13.3. In the event of loss of any password by yourself or if the password(s) are disclosed not due to your or Company's fault, or in case of a real threat that has occurred or may occur to your account, you undertake to change the password(s) immediately or, if you do not have a possibility to do that, not later than within 1 calendar day notify the Company. The Company shall not be liable for consequences that have originated due to the notification failure.
13.4. After the Company receives the notification from you as indicated above, the Company shall immediately suspend access to your account and provision of the Company’s Services until a new password is provided/created for you.
13.5. The Company draws your attention to the fact that email address and any other contact information you have chosen to link to your account are used for your identification and communication. You undertake responsibility to protect these instruments and logins to them. You are responsible for password disclosure and for all operations performed after you use the password for a relevant account. We recommend memorizing your passwords and not to write them down or enter anywhere where they may be seen by other persons.

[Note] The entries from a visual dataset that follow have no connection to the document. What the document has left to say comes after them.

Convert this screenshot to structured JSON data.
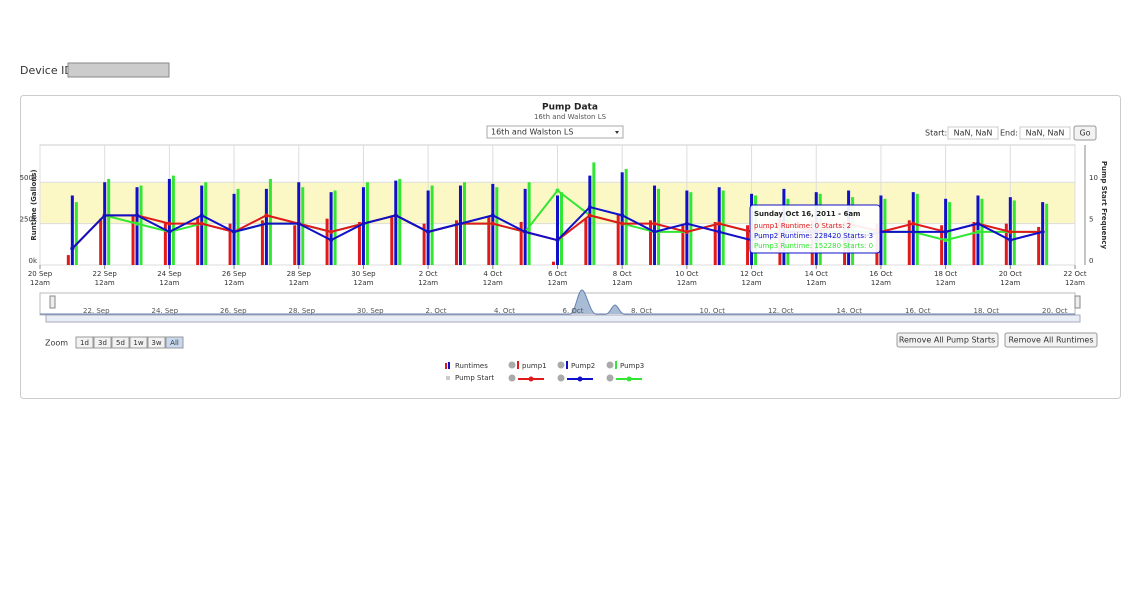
{
  "header": {
    "device_label": "Device ID",
    "device_value": ""
  },
  "controls": {
    "station": "16th and Walston LS",
    "start_label": "Start:",
    "start_value": "NaN, NaN",
    "end_label": "End:",
    "end_value": "NaN, NaN",
    "go": "Go",
    "zoom_label": "Zoom",
    "zoom": [
      "1d",
      "3d",
      "5d",
      "1w",
      "3w",
      "All"
    ],
    "zoom_selected": "All",
    "remove_starts": "Remove All Pump Starts",
    "remove_runtimes": "Remove All Runtimes"
  },
  "chart_data": {
    "type": "bar",
    "title": "Pump Data",
    "subtitle": "16th and Walston LS",
    "y_label": "Runtime (Gallons)",
    "y2_label": "Pump Start Frequency",
    "x": [
      "2011-09-21",
      "2011-09-22",
      "2011-09-23",
      "2011-09-24",
      "2011-09-25",
      "2011-09-26",
      "2011-09-27",
      "2011-09-28",
      "2011-09-29",
      "2011-09-30",
      "2011-10-01",
      "2011-10-02",
      "2011-10-03",
      "2011-10-04",
      "2011-10-05",
      "2011-10-06",
      "2011-10-07",
      "2011-10-08",
      "2011-10-09",
      "2011-10-10",
      "2011-10-11",
      "2011-10-12",
      "2011-10-13",
      "2011-10-14",
      "2011-10-15",
      "2011-10-16",
      "2011-10-17",
      "2011-10-18",
      "2011-10-19",
      "2011-10-20",
      "2011-10-21"
    ],
    "xlim": [
      "2011-09-20",
      "2011-10-22"
    ],
    "xticks": [
      {
        "value": "2011-09-20",
        "label": "20 Sep",
        "sub": "12am"
      },
      {
        "value": "2011-09-22",
        "label": "22 Sep",
        "sub": "12am"
      },
      {
        "value": "2011-09-24",
        "label": "24 Sep",
        "sub": "12am"
      },
      {
        "value": "2011-09-26",
        "label": "26 Sep",
        "sub": "12am"
      },
      {
        "value": "2011-09-28",
        "label": "28 Sep",
        "sub": "12am"
      },
      {
        "value": "2011-09-30",
        "label": "30 Sep",
        "sub": "12am"
      },
      {
        "value": "2011-10-02",
        "label": "2 Oct",
        "sub": "12am"
      },
      {
        "value": "2011-10-04",
        "label": "4 Oct",
        "sub": "12am"
      },
      {
        "value": "2011-10-06",
        "label": "6 Oct",
        "sub": "12am"
      },
      {
        "value": "2011-10-08",
        "label": "8 Oct",
        "sub": "12am"
      },
      {
        "value": "2011-10-10",
        "label": "10 Oct",
        "sub": "12am"
      },
      {
        "value": "2011-10-12",
        "label": "12 Oct",
        "sub": "12am"
      },
      {
        "value": "2011-10-14",
        "label": "14 Oct",
        "sub": "12am"
      },
      {
        "value": "2011-10-16",
        "label": "16 Oct",
        "sub": "12am"
      },
      {
        "value": "2011-10-18",
        "label": "18 Oct",
        "sub": "12am"
      },
      {
        "value": "2011-10-20",
        "label": "20 Oct",
        "sub": "12am"
      },
      {
        "value": "2011-10-22",
        "label": "22 Oct",
        "sub": "12am"
      }
    ],
    "ylim": [
      0,
      725000
    ],
    "yticks": [
      {
        "value": 0,
        "label": "0k"
      },
      {
        "value": 250000,
        "label": "250k"
      },
      {
        "value": 500000,
        "label": "500k"
      }
    ],
    "y2lim": [
      0,
      14.5
    ],
    "y2ticks": [
      0,
      5,
      10
    ],
    "plot_band": [
      250000,
      500000
    ],
    "plot_band_color": "#fbf8c6",
    "grid": true,
    "legend_runtimes": "Runtimes",
    "legend_starts": "Pump Start",
    "series": [
      {
        "name": "pump1",
        "type": "bar",
        "color": "#e0191b",
        "values": [
          60000,
          280000,
          300000,
          260000,
          290000,
          250000,
          270000,
          240000,
          280000,
          260000,
          300000,
          250000,
          270000,
          290000,
          260000,
          20000,
          280000,
          310000,
          270000,
          250000,
          260000,
          240000,
          280000,
          270000,
          260000,
          250000,
          270000,
          240000,
          260000,
          250000,
          230000
        ]
      },
      {
        "name": "Pump2",
        "type": "bar",
        "color": "#1010c8",
        "values": [
          420000,
          500000,
          470000,
          520000,
          480000,
          430000,
          460000,
          500000,
          440000,
          470000,
          510000,
          450000,
          480000,
          490000,
          460000,
          420000,
          540000,
          560000,
          480000,
          450000,
          470000,
          430000,
          460000,
          440000,
          450000,
          420000,
          440000,
          400000,
          420000,
          410000,
          380000
        ]
      },
      {
        "name": "Pump3",
        "type": "bar",
        "color": "#33e633",
        "values": [
          380000,
          520000,
          480000,
          540000,
          500000,
          460000,
          520000,
          470000,
          450000,
          500000,
          520000,
          480000,
          500000,
          470000,
          500000,
          440000,
          620000,
          580000,
          460000,
          440000,
          450000,
          420000,
          400000,
          430000,
          410000,
          400000,
          430000,
          380000,
          400000,
          390000,
          370000
        ]
      },
      {
        "type": "line",
        "axis": "y2",
        "color": "#33e633",
        "values": [
          2,
          6,
          5,
          4,
          5,
          4,
          5,
          5,
          4,
          5,
          6,
          4,
          5,
          5,
          4,
          9,
          6,
          5,
          4,
          4,
          5,
          4,
          4,
          4,
          4,
          4,
          4,
          3,
          4,
          4,
          4
        ]
      },
      {
        "type": "line",
        "axis": "y2",
        "color": "#e0191b",
        "values": [
          2,
          6,
          6,
          5,
          5,
          4,
          6,
          5,
          4,
          5,
          6,
          4,
          5,
          5,
          4,
          3,
          6,
          5,
          5,
          4,
          5,
          4,
          5,
          4,
          5,
          4,
          5,
          4,
          5,
          4,
          4
        ]
      },
      {
        "type": "line",
        "axis": "y2",
        "color": "#1010c8",
        "values": [
          2,
          6,
          6,
          4,
          6,
          4,
          5,
          5,
          3,
          5,
          6,
          4,
          5,
          6,
          4,
          3,
          7,
          6,
          4,
          5,
          4,
          3,
          4,
          4,
          3,
          4,
          4,
          4,
          5,
          3,
          4
        ]
      }
    ],
    "tooltip": {
      "title": "Sunday Oct 16, 2011 - 6am",
      "lines": [
        "pump1 Runtime: 0 Starts: 2",
        "Pump2 Runtime: 228420 Starts: 3",
        "Pump3 Runtime: 152280 Starts: 0"
      ]
    },
    "navigator_labels": [
      "22. Sep",
      "24. Sep",
      "26. Sep",
      "28. Sep",
      "30. Sep",
      "2. Oct",
      "4. Oct",
      "6. Oct",
      "8. Oct",
      "10. Oct",
      "12. Oct",
      "14. Oct",
      "16. Oct",
      "18. Oct",
      "20. Oct"
    ]
  }
}
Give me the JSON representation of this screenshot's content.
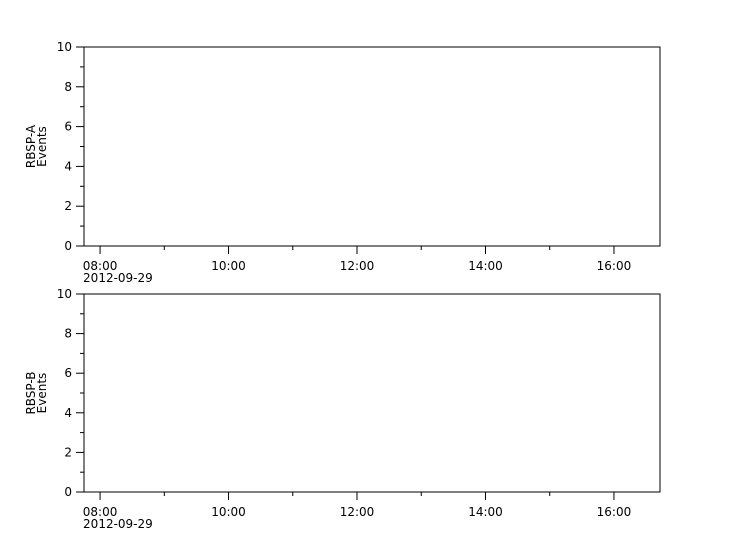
{
  "chart_data": [
    {
      "type": "line",
      "ylabel": [
        "RBSP-A",
        "Events"
      ],
      "ylim": [
        0,
        10
      ],
      "yticks": [
        "0",
        "2",
        "4",
        "6",
        "8",
        "10"
      ],
      "xlim": [
        "07:45",
        "16:43"
      ],
      "xticks": [
        "08:00",
        "10:00",
        "12:00",
        "14:00",
        "16:00"
      ],
      "date_label": "2012-09-29",
      "series": [],
      "grid": false
    },
    {
      "type": "line",
      "ylabel": [
        "RBSP-B",
        "Events"
      ],
      "ylim": [
        0,
        10
      ],
      "yticks": [
        "0",
        "2",
        "4",
        "6",
        "8",
        "10"
      ],
      "xlim": [
        "07:45",
        "16:43"
      ],
      "xticks": [
        "08:00",
        "10:00",
        "12:00",
        "14:00",
        "16:00"
      ],
      "date_label": "2012-09-29",
      "series": [],
      "grid": false
    }
  ]
}
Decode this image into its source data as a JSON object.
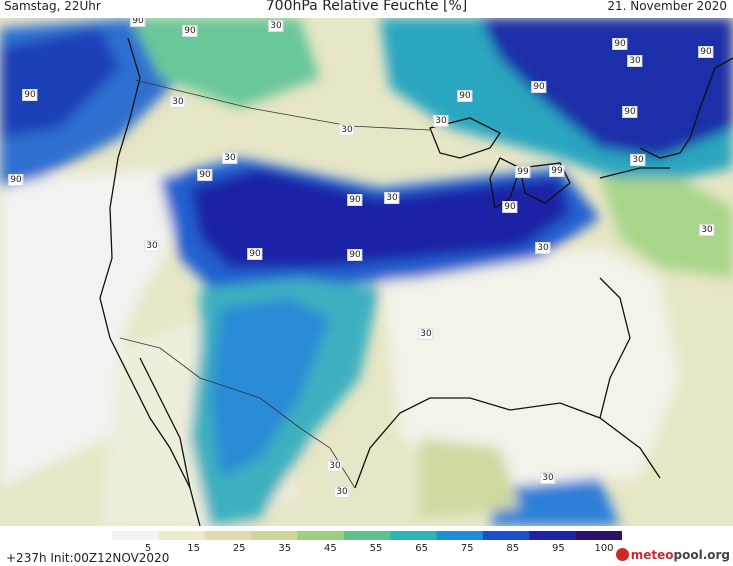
{
  "header": {
    "left": "Samstag, 22Uhr",
    "title": "700hPa Relative Feuchte [%]",
    "date": "21. November 2020"
  },
  "footer": {
    "run": "+237h  Init:00Z12NOV2020",
    "logo_prefix": "meteo",
    "logo_suffix": "pool",
    "logo_tld": ".org"
  },
  "colorbar": {
    "ticks": [
      "5",
      "15",
      "25",
      "35",
      "45",
      "55",
      "65",
      "75",
      "85",
      "95",
      "100"
    ],
    "colors": [
      "#f4f4f4",
      "#ececcc",
      "#e0dcb0",
      "#cbd79a",
      "#9bd07e",
      "#5cc38c",
      "#2db4b4",
      "#1b8ed6",
      "#1b4fd0",
      "#1f22a6",
      "#2a1070"
    ]
  },
  "map_labels": [
    {
      "text": "90"
    },
    {
      "text": "90"
    },
    {
      "text": "90"
    },
    {
      "text": "90"
    },
    {
      "text": "90"
    },
    {
      "text": "90"
    },
    {
      "text": "90"
    },
    {
      "text": "90"
    },
    {
      "text": "90"
    },
    {
      "text": "90"
    },
    {
      "text": "90"
    },
    {
      "text": "90"
    },
    {
      "text": "90"
    },
    {
      "text": "90"
    },
    {
      "text": "99"
    },
    {
      "text": "99"
    },
    {
      "text": "30"
    },
    {
      "text": "30"
    },
    {
      "text": "30"
    },
    {
      "text": "30"
    },
    {
      "text": "30"
    },
    {
      "text": "30"
    },
    {
      "text": "30"
    },
    {
      "text": "30"
    },
    {
      "text": "30"
    },
    {
      "text": "30"
    },
    {
      "text": "30"
    },
    {
      "text": "30"
    },
    {
      "text": "30"
    },
    {
      "text": "30"
    },
    {
      "text": "30"
    }
  ]
}
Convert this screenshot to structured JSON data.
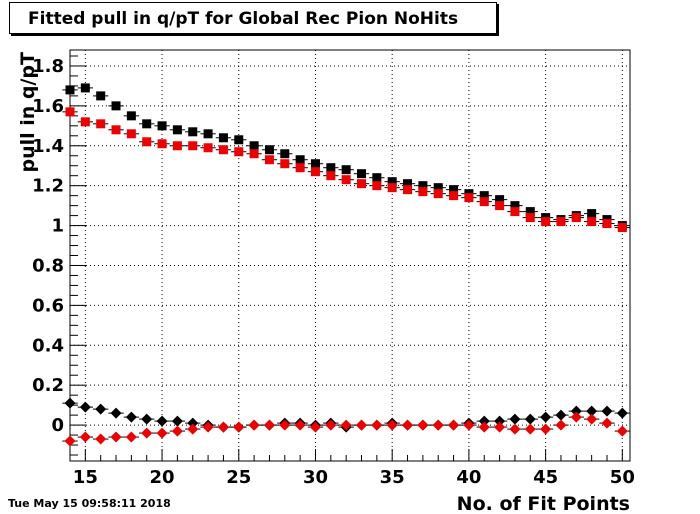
{
  "chart_data": {
    "type": "scatter",
    "title": "Fitted pull in q/pT for Global Rec Pion NoHits",
    "xlabel": "No. of Fit Points",
    "ylabel": "pull in q/pT",
    "xlim": [
      14,
      50.5
    ],
    "ylim": [
      -0.18,
      1.88
    ],
    "xticks": [
      15,
      20,
      25,
      30,
      35,
      40,
      45,
      50
    ],
    "xtick_labels": [
      "15",
      "20",
      "25",
      "30",
      "35",
      "40",
      "45",
      "50"
    ],
    "yticks": [
      0,
      0.2,
      0.4,
      0.6,
      0.8,
      1,
      1.2,
      1.4,
      1.6,
      1.8
    ],
    "ytick_labels": [
      "0",
      "0.2",
      "0.4",
      "0.6",
      "0.8",
      "1",
      "1.2",
      "1.4",
      "1.6",
      "1.8"
    ],
    "grid": true,
    "x": [
      14,
      15,
      16,
      17,
      18,
      19,
      20,
      21,
      22,
      23,
      24,
      25,
      26,
      27,
      28,
      29,
      30,
      31,
      32,
      33,
      34,
      35,
      36,
      37,
      38,
      39,
      40,
      41,
      42,
      43,
      44,
      45,
      46,
      47,
      48,
      49,
      50
    ],
    "series": [
      {
        "marker": "square",
        "color": "#000000",
        "values": [
          1.68,
          1.69,
          1.65,
          1.6,
          1.55,
          1.51,
          1.5,
          1.48,
          1.47,
          1.46,
          1.44,
          1.43,
          1.4,
          1.38,
          1.36,
          1.33,
          1.31,
          1.29,
          1.28,
          1.26,
          1.24,
          1.22,
          1.21,
          1.2,
          1.19,
          1.18,
          1.16,
          1.15,
          1.13,
          1.1,
          1.07,
          1.04,
          1.03,
          1.05,
          1.06,
          1.03,
          1.0
        ]
      },
      {
        "marker": "square",
        "color": "#ee0000",
        "values": [
          1.57,
          1.52,
          1.51,
          1.48,
          1.46,
          1.42,
          1.41,
          1.4,
          1.4,
          1.39,
          1.38,
          1.37,
          1.36,
          1.33,
          1.31,
          1.29,
          1.27,
          1.25,
          1.23,
          1.21,
          1.2,
          1.19,
          1.18,
          1.17,
          1.16,
          1.15,
          1.14,
          1.12,
          1.1,
          1.07,
          1.04,
          1.02,
          1.02,
          1.04,
          1.02,
          1.01,
          0.99
        ]
      },
      {
        "marker": "diamond",
        "color": "#000000",
        "values": [
          0.11,
          0.09,
          0.08,
          0.06,
          0.04,
          0.03,
          0.02,
          0.02,
          0.01,
          0.0,
          -0.01,
          -0.01,
          0.0,
          0.0,
          0.01,
          0.01,
          0.0,
          0.01,
          -0.01,
          0.0,
          0.0,
          0.01,
          0.0,
          0.0,
          0.0,
          0.0,
          0.01,
          0.02,
          0.02,
          0.03,
          0.03,
          0.04,
          0.05,
          0.07,
          0.07,
          0.07,
          0.06
        ]
      },
      {
        "marker": "diamond",
        "color": "#ee0000",
        "values": [
          -0.08,
          -0.06,
          -0.07,
          -0.06,
          -0.06,
          -0.04,
          -0.04,
          -0.03,
          -0.02,
          -0.01,
          -0.01,
          -0.01,
          0.0,
          0.0,
          0.0,
          0.0,
          -0.01,
          0.0,
          0.0,
          0.0,
          0.0,
          0.0,
          0.0,
          0.0,
          0.0,
          0.0,
          0.0,
          -0.01,
          -0.01,
          -0.02,
          -0.02,
          -0.02,
          0.0,
          0.04,
          0.03,
          0.01,
          -0.03
        ]
      }
    ]
  },
  "footer": {
    "timestamp": "Tue May 15 09:58:11 2018"
  }
}
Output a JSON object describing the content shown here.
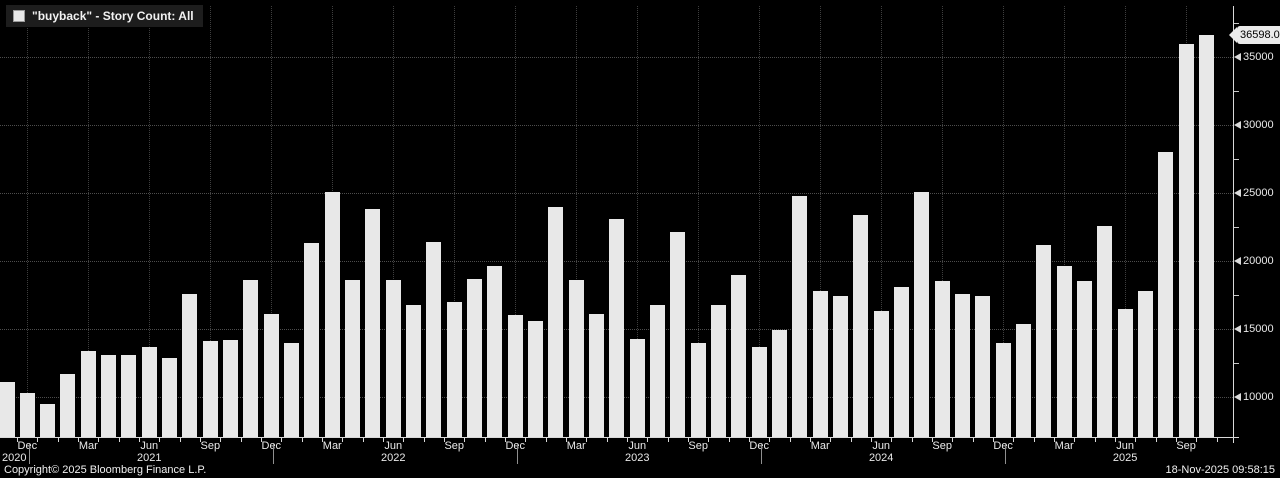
{
  "chart_data": {
    "type": "bar",
    "title": "\"buyback\" - Story Count: All",
    "legend_position": "top-left",
    "grid": "dotted",
    "bar_color": "#e8e8e8",
    "background_color": "#000000",
    "y_axis_side": "right",
    "ylim": [
      7059,
      38750
    ],
    "y_ticks": [
      10000,
      15000,
      20000,
      25000,
      30000,
      35000
    ],
    "y_minor_ticks": [
      12500,
      17500,
      22500,
      27500,
      32500,
      37500
    ],
    "x_label_months": [
      "Dec",
      "Mar",
      "Jun",
      "Sep"
    ],
    "year_labels": [
      "2020",
      "2021",
      "2022",
      "2023",
      "2024",
      "2025"
    ],
    "last_value_label": "36598.00",
    "last_value": 36598,
    "categories": [
      "Nov 2020",
      "Dec 2020",
      "Jan 2021",
      "Feb 2021",
      "Mar 2021",
      "Apr 2021",
      "May 2021",
      "Jun 2021",
      "Jul 2021",
      "Aug 2021",
      "Sep 2021",
      "Oct 2021",
      "Nov 2021",
      "Dec 2021",
      "Jan 2022",
      "Feb 2022",
      "Mar 2022",
      "Apr 2022",
      "May 2022",
      "Jun 2022",
      "Jul 2022",
      "Aug 2022",
      "Sep 2022",
      "Oct 2022",
      "Nov 2022",
      "Dec 2022",
      "Jan 2023",
      "Feb 2023",
      "Mar 2023",
      "Apr 2023",
      "May 2023",
      "Jun 2023",
      "Jul 2023",
      "Aug 2023",
      "Sep 2023",
      "Oct 2023",
      "Nov 2023",
      "Dec 2023",
      "Jan 2024",
      "Feb 2024",
      "Mar 2024",
      "Apr 2024",
      "May 2024",
      "Jun 2024",
      "Jul 2024",
      "Aug 2024",
      "Sep 2024",
      "Oct 2024",
      "Nov 2024",
      "Dec 2024",
      "Jan 2025",
      "Feb 2025",
      "Mar 2025",
      "Apr 2025",
      "May 2025",
      "Jun 2025",
      "Jul 2025",
      "Aug 2025",
      "Sep 2025",
      "Oct 2025"
    ],
    "values": [
      11100,
      10300,
      9500,
      11700,
      13400,
      13100,
      13100,
      13700,
      12900,
      17600,
      14100,
      14200,
      18600,
      16100,
      14000,
      21300,
      25100,
      18600,
      23800,
      18600,
      16800,
      21400,
      17000,
      18700,
      19600,
      16000,
      15600,
      24000,
      18600,
      16100,
      23100,
      14300,
      16800,
      22100,
      14000,
      16800,
      19000,
      13700,
      14900,
      24800,
      17800,
      17400,
      23400,
      16300,
      18100,
      25100,
      18500,
      17600,
      17400,
      14000,
      15400,
      21200,
      19600,
      18500,
      22600,
      16500,
      17800,
      28000,
      35950,
      36598
    ]
  },
  "footer": {
    "copyright": "Copyright© 2025 Bloomberg Finance L.P.",
    "timestamp": "18-Nov-2025 09:58:15"
  },
  "colors": {
    "bar": "#e8e8e8",
    "grid": "#4d4d4d",
    "axis": "#d9d9d9",
    "text": "#e9e9e9",
    "legend_bg": "#1d1d1d",
    "badge_bg": "#ebebeb",
    "badge_text": "#000000"
  }
}
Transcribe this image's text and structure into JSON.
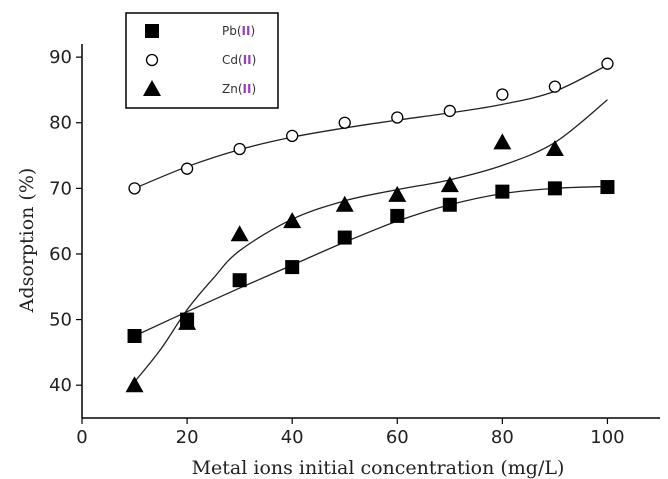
{
  "chart_data": {
    "type": "scatter",
    "xlabel": "Metal ions initial concentration (mg/L)",
    "ylabel": "Adsorption (%)",
    "xlim": [
      0,
      110
    ],
    "ylim": [
      35,
      92
    ],
    "xticks": [
      0,
      20,
      40,
      60,
      80,
      100
    ],
    "yticks": [
      40,
      50,
      60,
      70,
      80,
      90
    ],
    "grid": false,
    "legend_position": "top-left",
    "series": [
      {
        "name": "Pb(II)",
        "legend_base": "Pb(",
        "legend_roman": "II",
        "legend_close": ")",
        "marker": "square",
        "x": [
          10,
          20,
          30,
          40,
          50,
          60,
          70,
          80,
          90,
          100
        ],
        "y": [
          47.5,
          50,
          56,
          58,
          62.5,
          65.8,
          67.5,
          69.5,
          70,
          70.2
        ],
        "fit": [
          [
            10,
            47.5
          ],
          [
            20,
            51.2
          ],
          [
            30,
            54.8
          ],
          [
            40,
            58.3
          ],
          [
            50,
            61.8
          ],
          [
            60,
            65
          ],
          [
            70,
            67.5
          ],
          [
            80,
            69.2
          ],
          [
            90,
            70
          ],
          [
            100,
            70.3
          ]
        ]
      },
      {
        "name": "Cd(II)",
        "legend_base": "Cd(",
        "legend_roman": "II",
        "legend_close": ")",
        "marker": "circle",
        "x": [
          10,
          20,
          30,
          40,
          50,
          60,
          70,
          80,
          90,
          100
        ],
        "y": [
          70,
          73,
          76,
          78,
          80,
          80.8,
          81.8,
          84.3,
          85.5,
          89
        ],
        "fit": [
          [
            10,
            70
          ],
          [
            20,
            73.3
          ],
          [
            30,
            75.9
          ],
          [
            40,
            77.8
          ],
          [
            50,
            79.2
          ],
          [
            60,
            80.4
          ],
          [
            70,
            81.5
          ],
          [
            80,
            82.8
          ],
          [
            90,
            84.8
          ],
          [
            100,
            88.8
          ]
        ]
      },
      {
        "name": "Zn(II)",
        "legend_base": "Zn(",
        "legend_roman": "II",
        "legend_close": ")",
        "marker": "triangle",
        "x": [
          10,
          20,
          30,
          40,
          50,
          60,
          70,
          80,
          90
        ],
        "y": [
          40,
          49.5,
          63,
          65,
          67.5,
          69,
          70.5,
          77,
          76
        ],
        "fit": [
          [
            10,
            40.5
          ],
          [
            15,
            45.5
          ],
          [
            20,
            51.5
          ],
          [
            25,
            56.3
          ],
          [
            30,
            60.5
          ],
          [
            40,
            65.3
          ],
          [
            50,
            68.1
          ],
          [
            60,
            69.8
          ],
          [
            70,
            71.3
          ],
          [
            80,
            73.5
          ],
          [
            90,
            77
          ],
          [
            100,
            83.5
          ]
        ]
      }
    ]
  }
}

If you have any questions regarding this Policy or your personal data protection or if you want to withdraw your consent, or execute your rights you may contact us by email firstname.lastname@example.org or mail via postal address: Pay Perform Limited, 230 Blackfriars Road, London SE1 8NW, England with a notice "Data Protection".
15.1. This Policy shall be viewed and applied in accordance with the GDPR and other applicable laws.
15.3. The Platform and Services may contain links to our partners or other third-party websites. If you use the services of our partners or other third-parties, their own privacy policies apply, and you will be covered by such respective policies.